On the more serious topic of terminology was a question headed To “the” or not to “the”? posed by Anne Hodgkinson of Rosetta Stone Translations, who specializes in the arts, especially music. Anne is about to proofread a book called Gamelan in 19th-century Netherlands and wrote, “I think there should be a ‘the’ there somewhere. Before I go so far as to say [that any] other possibilities are wrong, can anyone tell me if they really are?” Anne felt sure there would be a clear answer but, as she said in her summary of the answers, “There were almost as many opinions as replies” on the correct placement of “the” in a title of a book about the Dutch experience of Indonesian orchestral music. In the end, she went with Gamelan in the Netherlands in the 19th century.

Clearly there isn’t always an answer, right or wrong, to nitpicky questions of terminology, or any other question for that matter. At least on the SENSE forum we can tell when a question is a question.
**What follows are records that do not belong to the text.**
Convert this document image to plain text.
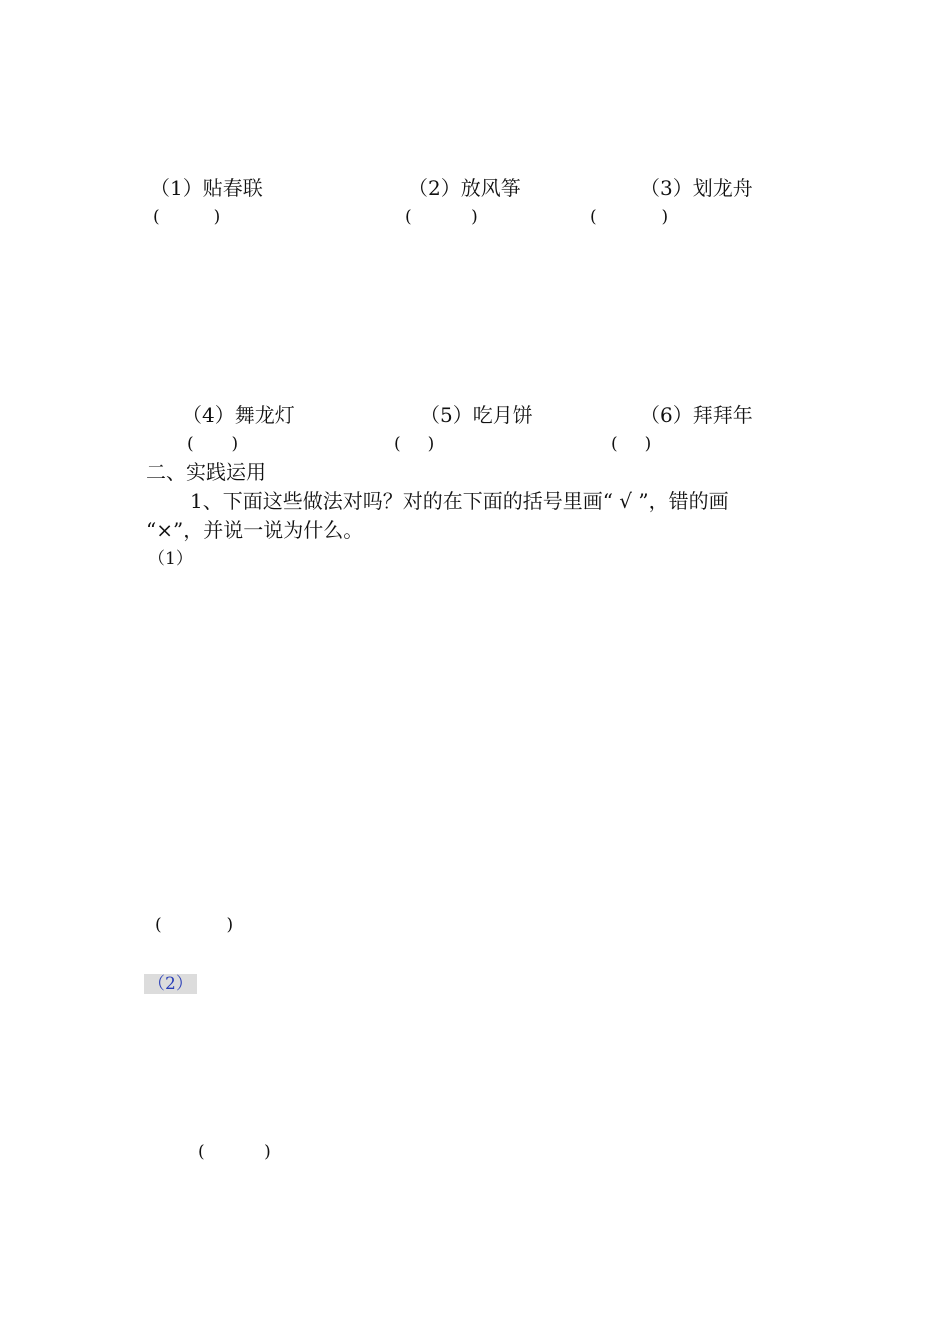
（1）贴春联
(          )
（2）放风筝
(           )
（3）划龙舟
(            )
（4）舞龙灯
(       )
（5）吃月饼
(     )
（6）拜拜年
(     )
二、实践运用
1、下面这些做法对吗？对的在下面的括号里画“ √ ”，错的画
“×”，并说一说为什么。
（1）
(            )
（2）
(           )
Not so for Monica Dickens during a book-signing session in Sydney in 1964. The famous author (great-grand-daughter of Charles Dickens) was scribbling her name in book after book when the next person in line said in a broad Australian accent, “Emma Chisit.” Monica duly dedicated the next book “To Emma” when the shopper stopped her. “Nah, I was only assking ya for the price of the book.”

This true incident inspired a witness, one Alistair Morrison, to coin the term Strine and publish Let Stalk Strine, a wonderful compendium of the whimsicalities of Australian speech, written under the pseudonym Afferbeck Lauder (alphabetical order). Let me leave you now with a lesson on local lingo for non-natives visiting Down Under. Catcha necks time!

Thursday, April 30, 2009

Cryptic colour

Update: May 2, 2009. This episode was written and posted online in all ignorance of the tragic drama at Apeldoorn taking place at the same time. Dutch driver Karst Tates ploughed his car through the crowds in an attempt to attack the Dutch royal party, killing four people and injuring three times as many. To date the death toll, which now includes Tates himself, is seven people. I can't ignore what happened, but won't be deleting my post as it reflects the innocent fun Dutch people were used to having on Queens Day. Many of us in the Netherlands fear this innocence is gone for good.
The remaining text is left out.